November 4, 2008

Free markets fail

By admin

Duncan Cameron of rabble.ca discusses in this article how the free market has, and continues to, fail us.

I copied the following:

… price setting is not politically neutral after all. The market does not abolish power relationships: it facilitates the accumulation of market power in fewer and fewer corporate hands. The accumulation of economic power leads straight to the concentration of political power and allows corporate executives to increase their take of what we all produce, while reducing the share anybody else gets.

Contrary to market dogma, governments do not fail, they are the main instrument for deciding who gets what, and corporations have invested continuously to achieve political power commensurate with private economic wealth.

It is still widely assumed that private investment in corporate stocks and bonds outperforms public investments in non-military government services. It is thought wiser for you to put your money in Coca-Cola than in public health insurance, not only because you might not get sick, and could well make a financial gains, but because the market rate of return always outshines iffy public investment spending on health, reduction of child poverty, recreation or the arts.

The reality is otherwise.

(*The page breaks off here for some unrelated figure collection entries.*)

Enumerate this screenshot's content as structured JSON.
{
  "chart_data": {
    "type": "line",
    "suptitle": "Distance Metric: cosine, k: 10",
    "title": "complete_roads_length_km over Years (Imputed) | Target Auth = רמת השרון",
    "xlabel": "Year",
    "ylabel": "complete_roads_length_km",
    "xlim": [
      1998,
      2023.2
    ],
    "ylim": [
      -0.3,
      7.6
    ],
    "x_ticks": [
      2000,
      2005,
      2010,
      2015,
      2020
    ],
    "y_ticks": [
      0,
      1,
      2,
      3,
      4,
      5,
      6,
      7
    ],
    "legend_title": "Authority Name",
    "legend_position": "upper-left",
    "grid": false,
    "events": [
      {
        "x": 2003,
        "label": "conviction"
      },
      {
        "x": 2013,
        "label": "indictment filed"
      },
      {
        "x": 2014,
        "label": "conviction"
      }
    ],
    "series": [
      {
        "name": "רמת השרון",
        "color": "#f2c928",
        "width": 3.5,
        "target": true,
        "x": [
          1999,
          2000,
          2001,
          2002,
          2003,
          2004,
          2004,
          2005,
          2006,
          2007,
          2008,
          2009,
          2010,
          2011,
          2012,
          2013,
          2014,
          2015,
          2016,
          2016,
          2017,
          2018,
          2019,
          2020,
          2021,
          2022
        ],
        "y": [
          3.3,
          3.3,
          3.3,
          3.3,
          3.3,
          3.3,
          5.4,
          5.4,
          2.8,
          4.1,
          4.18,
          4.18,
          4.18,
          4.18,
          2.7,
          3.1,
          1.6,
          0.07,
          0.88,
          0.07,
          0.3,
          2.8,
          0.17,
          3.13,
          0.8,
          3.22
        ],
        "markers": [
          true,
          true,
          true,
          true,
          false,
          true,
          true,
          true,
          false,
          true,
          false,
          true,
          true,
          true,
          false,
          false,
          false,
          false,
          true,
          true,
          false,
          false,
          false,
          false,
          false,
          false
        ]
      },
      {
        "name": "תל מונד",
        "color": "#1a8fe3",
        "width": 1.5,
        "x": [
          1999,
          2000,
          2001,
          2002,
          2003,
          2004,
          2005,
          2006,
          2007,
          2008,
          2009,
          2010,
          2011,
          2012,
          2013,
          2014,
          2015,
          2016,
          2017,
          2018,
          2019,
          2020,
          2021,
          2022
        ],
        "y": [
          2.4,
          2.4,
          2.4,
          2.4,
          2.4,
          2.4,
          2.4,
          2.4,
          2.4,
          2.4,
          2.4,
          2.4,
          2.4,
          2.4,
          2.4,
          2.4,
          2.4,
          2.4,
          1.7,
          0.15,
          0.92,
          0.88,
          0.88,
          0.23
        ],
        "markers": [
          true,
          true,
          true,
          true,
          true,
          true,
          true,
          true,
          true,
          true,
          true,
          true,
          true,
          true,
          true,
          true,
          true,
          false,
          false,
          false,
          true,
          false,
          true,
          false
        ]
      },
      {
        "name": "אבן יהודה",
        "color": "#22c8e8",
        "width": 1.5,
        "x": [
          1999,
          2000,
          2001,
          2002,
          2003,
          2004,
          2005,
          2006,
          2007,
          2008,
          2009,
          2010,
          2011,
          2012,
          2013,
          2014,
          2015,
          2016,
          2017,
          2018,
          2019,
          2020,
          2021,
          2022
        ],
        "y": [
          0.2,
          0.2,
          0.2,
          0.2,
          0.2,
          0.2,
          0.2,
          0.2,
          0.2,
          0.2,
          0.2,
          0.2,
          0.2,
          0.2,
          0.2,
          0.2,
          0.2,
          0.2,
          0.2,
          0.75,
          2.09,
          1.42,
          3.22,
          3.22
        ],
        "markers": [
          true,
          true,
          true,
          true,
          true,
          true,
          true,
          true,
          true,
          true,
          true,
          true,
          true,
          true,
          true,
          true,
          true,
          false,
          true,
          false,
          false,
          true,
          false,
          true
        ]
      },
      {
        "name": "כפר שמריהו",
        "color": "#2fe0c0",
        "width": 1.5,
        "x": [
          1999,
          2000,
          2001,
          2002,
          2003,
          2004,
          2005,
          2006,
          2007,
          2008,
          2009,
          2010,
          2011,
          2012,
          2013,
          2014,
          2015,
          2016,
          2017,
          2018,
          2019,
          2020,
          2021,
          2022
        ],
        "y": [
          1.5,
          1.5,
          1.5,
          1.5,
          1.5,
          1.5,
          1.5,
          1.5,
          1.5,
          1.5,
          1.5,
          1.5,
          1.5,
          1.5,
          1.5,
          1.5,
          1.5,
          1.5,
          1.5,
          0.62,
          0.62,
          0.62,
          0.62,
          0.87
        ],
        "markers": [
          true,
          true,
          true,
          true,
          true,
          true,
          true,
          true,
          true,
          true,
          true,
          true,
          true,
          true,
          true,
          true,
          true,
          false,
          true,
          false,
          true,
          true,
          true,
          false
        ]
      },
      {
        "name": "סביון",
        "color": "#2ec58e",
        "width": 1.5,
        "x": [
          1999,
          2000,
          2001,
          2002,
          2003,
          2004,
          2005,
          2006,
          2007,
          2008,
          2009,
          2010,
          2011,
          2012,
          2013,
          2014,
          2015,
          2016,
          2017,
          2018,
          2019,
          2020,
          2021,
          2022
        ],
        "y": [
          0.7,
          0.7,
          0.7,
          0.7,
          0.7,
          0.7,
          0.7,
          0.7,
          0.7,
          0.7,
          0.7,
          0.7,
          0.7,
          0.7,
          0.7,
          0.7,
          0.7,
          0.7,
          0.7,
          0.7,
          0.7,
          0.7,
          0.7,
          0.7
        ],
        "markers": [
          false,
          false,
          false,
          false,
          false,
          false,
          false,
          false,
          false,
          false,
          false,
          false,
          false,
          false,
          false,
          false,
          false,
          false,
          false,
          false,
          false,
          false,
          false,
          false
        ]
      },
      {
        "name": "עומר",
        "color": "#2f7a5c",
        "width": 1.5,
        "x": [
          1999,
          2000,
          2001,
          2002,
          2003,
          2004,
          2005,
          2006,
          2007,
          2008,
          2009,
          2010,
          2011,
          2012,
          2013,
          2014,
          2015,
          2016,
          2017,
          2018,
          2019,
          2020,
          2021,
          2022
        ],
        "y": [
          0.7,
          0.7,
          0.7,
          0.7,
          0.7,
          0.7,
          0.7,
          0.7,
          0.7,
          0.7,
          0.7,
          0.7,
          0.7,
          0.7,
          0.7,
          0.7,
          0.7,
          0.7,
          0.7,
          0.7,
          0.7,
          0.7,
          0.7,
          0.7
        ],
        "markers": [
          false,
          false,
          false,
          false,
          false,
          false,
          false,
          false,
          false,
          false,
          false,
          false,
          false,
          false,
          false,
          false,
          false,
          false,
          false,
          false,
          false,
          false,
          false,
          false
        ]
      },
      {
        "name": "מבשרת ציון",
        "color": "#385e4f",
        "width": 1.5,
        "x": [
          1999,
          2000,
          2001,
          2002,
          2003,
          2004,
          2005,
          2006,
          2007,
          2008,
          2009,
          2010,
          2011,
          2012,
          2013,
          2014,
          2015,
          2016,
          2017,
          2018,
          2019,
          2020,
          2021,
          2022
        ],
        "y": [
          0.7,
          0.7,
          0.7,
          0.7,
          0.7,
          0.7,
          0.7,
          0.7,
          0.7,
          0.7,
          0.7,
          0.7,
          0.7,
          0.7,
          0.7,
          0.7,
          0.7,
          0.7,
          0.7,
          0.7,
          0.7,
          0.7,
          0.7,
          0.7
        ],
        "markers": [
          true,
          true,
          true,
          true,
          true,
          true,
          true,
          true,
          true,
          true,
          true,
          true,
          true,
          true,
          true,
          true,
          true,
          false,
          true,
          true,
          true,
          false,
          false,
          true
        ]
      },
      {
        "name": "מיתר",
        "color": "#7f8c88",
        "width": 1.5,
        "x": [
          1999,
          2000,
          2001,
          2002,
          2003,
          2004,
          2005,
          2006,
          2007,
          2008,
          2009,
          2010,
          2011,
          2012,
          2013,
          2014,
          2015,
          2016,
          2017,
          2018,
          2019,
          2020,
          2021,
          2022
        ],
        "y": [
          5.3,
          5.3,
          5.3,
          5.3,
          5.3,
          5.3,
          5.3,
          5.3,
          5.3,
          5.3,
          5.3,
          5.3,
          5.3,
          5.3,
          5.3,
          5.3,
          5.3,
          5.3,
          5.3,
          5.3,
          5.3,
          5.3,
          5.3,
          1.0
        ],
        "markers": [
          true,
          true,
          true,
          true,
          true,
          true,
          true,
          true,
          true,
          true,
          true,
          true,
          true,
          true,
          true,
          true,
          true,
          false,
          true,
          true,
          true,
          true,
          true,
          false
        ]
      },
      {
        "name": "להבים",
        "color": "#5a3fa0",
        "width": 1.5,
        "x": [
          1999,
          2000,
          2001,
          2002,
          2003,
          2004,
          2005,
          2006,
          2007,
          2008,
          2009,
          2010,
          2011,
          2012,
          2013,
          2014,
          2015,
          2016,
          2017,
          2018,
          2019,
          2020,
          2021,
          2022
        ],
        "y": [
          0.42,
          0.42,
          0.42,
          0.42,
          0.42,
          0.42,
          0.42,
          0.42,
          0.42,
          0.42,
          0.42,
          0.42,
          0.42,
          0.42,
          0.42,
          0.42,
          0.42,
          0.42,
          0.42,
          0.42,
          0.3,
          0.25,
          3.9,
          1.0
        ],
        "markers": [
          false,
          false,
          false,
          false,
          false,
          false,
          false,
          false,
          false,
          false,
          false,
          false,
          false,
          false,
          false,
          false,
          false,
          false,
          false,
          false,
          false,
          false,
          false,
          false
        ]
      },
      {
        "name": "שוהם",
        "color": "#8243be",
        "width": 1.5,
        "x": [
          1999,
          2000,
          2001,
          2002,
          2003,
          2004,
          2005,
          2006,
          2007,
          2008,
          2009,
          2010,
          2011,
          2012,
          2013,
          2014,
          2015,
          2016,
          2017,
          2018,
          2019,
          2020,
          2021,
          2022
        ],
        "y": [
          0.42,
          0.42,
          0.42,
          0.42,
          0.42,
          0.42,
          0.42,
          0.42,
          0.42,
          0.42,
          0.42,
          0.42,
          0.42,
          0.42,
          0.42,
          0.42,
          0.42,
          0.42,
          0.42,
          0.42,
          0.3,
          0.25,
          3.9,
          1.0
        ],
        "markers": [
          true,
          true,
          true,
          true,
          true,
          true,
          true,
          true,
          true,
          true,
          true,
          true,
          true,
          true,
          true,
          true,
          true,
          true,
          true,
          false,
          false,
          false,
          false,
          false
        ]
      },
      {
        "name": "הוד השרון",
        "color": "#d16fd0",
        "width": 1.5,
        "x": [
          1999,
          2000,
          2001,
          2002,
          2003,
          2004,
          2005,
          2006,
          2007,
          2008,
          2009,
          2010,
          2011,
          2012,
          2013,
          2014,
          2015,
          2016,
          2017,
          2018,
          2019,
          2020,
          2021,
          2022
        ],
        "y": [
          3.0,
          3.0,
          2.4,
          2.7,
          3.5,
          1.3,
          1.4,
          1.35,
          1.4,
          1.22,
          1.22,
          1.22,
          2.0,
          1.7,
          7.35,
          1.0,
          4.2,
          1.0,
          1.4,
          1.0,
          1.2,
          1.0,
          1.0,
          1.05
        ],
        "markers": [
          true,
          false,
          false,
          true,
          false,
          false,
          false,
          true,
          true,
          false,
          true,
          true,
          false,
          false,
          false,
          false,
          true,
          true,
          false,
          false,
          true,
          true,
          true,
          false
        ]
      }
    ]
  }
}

In most of the world people do not have any funds to invest as individuals, while people have basic human needs for food, shelter and water that go unmet. Societies fare poorly when illiteracy is widespread, poor health prevails, and social inequalities are widespread. Despite the market works best rhetoric, allowing corporations to control investments in education, healthcare and other basic public services is expensive and inefficient compared to public investment and delivery of services, as comparisons of the two models (say Norway with the U.S.) shows.

Market rate of return is not up to measuring human well-being, and quality of life. As the world economic crisis deepens, rather than continuing to speculate about how to maximize rates of market return, financial market participants are now more concerned about the return of their funds: the money that was entrusted to the care of the market. The neoliberal world may never be the same.